Erzbischof Stephan Burger hatte eingeräumt, dass es in seiner Diözese über Jahrzehnte hinweg Missbrauch und Vertuschung gegeben habe. Von Anfang 1946 bis Ende 2015 wurden in der Erzdiözese 190 Beschuldigte entdeckt, die meisten von ihnen Priester. Es gibt laut Burger mindestens 442 Betroffene. An Missbrauchsopfer dieser Zeit habe seine Diözese bislang 1,3 Millionen Euro Entschädigung gezahlt. Hinzu kämen 118.000 Euro Entschädigung für Opfer der Jahre 2016 bis 2018 sowie die Übernahme von Therapiekosten. Das Geld stamme aus dem vor allem von Immobilienbesitz getragenen Haushalt des Erzbischofs und somit bewusst nicht aus Kirchensteuern.

Auch in der Diözese Rottenburg-Stuttgart läuft die Aufarbeitung. Seit 2001 werden Akten systematisch gesichtet, seit 2002 gibt es die unabhängige Kommission. Diese beschäftigte sich seitdem mit rund 150 Vorwürfen Betroffener. Von 2002 bis Ende August vergangenen Jahres hatte die Diözese an Missbrauchsopfer 640.000 Euro Entschädigung gezahlt sowie zusätzlich 130.000 Euro Therapiekosten übernommen.

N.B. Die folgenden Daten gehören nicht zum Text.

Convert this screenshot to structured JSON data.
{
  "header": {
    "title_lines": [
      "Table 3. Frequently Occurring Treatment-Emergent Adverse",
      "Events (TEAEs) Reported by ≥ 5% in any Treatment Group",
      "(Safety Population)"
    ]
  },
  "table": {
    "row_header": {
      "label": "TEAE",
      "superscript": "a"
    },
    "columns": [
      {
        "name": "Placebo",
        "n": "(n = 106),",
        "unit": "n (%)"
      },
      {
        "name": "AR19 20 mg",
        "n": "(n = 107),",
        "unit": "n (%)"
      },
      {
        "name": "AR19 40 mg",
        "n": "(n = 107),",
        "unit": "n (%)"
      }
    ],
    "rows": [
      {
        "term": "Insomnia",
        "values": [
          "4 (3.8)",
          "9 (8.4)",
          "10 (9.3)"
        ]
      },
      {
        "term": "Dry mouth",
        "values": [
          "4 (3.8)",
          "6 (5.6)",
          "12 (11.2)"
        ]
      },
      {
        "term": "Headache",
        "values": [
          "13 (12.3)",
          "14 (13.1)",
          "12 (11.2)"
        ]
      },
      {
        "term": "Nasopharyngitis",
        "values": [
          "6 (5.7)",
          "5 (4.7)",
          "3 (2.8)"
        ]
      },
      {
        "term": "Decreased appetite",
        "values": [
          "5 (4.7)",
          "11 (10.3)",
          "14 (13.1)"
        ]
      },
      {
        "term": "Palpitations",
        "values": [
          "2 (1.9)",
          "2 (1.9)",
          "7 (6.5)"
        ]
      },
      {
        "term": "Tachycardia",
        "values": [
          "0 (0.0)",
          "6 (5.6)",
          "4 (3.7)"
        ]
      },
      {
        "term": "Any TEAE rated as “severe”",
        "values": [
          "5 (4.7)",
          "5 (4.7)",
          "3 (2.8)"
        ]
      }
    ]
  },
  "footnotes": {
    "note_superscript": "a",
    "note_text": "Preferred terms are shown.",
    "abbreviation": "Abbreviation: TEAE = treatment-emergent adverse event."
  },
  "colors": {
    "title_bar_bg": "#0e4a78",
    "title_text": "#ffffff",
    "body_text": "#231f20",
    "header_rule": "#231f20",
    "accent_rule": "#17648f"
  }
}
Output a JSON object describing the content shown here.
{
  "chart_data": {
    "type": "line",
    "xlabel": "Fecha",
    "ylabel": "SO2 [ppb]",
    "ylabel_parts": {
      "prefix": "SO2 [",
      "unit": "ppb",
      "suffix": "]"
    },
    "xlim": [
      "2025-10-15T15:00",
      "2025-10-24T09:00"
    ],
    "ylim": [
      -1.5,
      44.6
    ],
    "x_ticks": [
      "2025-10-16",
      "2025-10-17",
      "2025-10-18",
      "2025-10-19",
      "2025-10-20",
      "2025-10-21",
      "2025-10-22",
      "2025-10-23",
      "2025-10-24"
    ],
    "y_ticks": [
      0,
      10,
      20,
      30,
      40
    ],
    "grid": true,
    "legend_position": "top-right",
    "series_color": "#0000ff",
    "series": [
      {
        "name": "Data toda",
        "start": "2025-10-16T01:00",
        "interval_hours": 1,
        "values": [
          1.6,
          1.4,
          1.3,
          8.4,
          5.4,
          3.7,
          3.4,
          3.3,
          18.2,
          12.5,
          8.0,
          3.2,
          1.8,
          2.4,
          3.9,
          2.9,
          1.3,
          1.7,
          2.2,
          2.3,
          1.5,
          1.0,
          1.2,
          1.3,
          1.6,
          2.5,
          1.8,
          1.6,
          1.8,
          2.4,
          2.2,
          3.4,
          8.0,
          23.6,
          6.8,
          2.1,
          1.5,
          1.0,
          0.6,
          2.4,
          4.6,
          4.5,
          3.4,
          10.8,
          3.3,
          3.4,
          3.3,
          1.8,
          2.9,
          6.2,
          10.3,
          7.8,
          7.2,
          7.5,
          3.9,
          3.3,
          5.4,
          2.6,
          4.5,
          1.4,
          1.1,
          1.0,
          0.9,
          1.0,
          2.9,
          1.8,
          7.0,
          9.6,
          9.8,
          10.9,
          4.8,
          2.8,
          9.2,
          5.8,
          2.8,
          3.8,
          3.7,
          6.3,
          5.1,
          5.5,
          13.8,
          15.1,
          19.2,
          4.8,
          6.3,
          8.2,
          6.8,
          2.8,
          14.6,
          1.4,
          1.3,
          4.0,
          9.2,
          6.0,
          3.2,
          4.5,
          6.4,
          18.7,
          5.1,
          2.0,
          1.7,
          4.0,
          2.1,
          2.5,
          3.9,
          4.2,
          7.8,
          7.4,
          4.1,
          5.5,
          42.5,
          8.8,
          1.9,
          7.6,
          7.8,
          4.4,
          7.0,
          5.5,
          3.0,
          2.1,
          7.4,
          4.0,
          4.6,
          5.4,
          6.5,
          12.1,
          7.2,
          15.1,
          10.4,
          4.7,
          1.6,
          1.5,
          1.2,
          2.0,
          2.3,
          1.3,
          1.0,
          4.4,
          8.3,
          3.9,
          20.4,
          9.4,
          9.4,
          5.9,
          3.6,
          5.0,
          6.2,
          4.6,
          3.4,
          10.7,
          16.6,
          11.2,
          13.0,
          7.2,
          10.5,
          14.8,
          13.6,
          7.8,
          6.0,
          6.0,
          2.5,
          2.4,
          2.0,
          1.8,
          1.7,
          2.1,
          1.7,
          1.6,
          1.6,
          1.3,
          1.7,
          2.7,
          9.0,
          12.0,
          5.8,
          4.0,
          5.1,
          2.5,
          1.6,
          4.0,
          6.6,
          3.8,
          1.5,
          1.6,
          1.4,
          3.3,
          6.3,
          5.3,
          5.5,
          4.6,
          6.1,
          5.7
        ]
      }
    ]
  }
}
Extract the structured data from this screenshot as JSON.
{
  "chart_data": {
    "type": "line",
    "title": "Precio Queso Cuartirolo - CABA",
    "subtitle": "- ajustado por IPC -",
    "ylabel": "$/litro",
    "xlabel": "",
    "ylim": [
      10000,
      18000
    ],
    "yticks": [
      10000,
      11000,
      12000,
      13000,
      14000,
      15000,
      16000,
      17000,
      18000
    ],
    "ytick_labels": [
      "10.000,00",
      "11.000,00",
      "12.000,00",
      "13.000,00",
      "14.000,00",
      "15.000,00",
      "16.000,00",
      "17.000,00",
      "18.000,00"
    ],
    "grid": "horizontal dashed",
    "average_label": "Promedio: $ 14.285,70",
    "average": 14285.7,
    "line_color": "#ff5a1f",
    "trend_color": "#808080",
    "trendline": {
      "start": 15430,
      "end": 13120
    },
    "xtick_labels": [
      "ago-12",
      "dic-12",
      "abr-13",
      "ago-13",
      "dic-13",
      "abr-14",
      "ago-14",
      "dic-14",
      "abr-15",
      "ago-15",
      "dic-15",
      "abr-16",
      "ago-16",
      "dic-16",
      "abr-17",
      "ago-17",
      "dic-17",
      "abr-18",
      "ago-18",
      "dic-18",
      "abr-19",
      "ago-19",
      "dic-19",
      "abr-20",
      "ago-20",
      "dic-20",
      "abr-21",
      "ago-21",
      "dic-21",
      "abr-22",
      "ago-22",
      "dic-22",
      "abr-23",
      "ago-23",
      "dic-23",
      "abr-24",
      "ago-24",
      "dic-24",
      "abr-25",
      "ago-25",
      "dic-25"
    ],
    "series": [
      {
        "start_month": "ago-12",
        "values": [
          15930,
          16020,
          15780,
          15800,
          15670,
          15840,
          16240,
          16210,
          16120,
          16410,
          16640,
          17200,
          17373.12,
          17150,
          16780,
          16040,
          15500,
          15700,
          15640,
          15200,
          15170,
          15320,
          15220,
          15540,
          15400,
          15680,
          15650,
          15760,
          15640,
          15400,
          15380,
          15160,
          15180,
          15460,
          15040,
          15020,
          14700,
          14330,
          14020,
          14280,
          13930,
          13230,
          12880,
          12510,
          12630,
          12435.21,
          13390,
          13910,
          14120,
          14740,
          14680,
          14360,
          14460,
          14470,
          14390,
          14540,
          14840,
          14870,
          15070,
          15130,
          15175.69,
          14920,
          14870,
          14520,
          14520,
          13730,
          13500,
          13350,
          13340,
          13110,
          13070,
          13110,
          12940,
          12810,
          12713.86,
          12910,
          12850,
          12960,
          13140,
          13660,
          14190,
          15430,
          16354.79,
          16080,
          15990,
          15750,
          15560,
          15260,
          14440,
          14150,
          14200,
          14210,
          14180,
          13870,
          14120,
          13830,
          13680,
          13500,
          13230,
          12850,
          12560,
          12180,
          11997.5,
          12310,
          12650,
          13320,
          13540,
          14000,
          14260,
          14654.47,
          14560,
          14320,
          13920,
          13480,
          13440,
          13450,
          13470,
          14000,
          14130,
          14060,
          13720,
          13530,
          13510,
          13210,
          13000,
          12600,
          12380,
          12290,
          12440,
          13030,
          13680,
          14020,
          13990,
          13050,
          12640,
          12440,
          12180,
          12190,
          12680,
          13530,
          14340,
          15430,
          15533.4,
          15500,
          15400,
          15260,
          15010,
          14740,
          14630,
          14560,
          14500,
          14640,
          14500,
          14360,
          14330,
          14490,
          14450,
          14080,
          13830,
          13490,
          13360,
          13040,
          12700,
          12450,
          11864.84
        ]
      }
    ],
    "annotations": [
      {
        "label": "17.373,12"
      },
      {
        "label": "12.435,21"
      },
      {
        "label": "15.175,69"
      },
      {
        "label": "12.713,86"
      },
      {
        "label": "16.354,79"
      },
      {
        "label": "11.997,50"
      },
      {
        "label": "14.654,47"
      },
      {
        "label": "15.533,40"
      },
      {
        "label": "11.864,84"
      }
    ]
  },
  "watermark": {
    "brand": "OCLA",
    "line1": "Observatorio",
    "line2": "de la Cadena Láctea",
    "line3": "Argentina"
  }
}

Der Papst hatte am Freitag umfassende Regeln für den Schutz von Kindern vor sexuellem Missbrauch für den Vatikanstaat aufgestellt. Der Vatikan veröffentlichte dazu drei von Papst Franziskus unterzeichnete Dokumente - einen Erlass, ein Gesetz und einen Richtlinienkatalog. Unter anderem legt Franziskus fest, dass im Vatikan vom Sommer an bereits der Verdacht auf Missbrauchsfälle unverzüglich angezeigt werden muss. Zudem sollten verurteilte Täter von ihren Posten entfernt werden.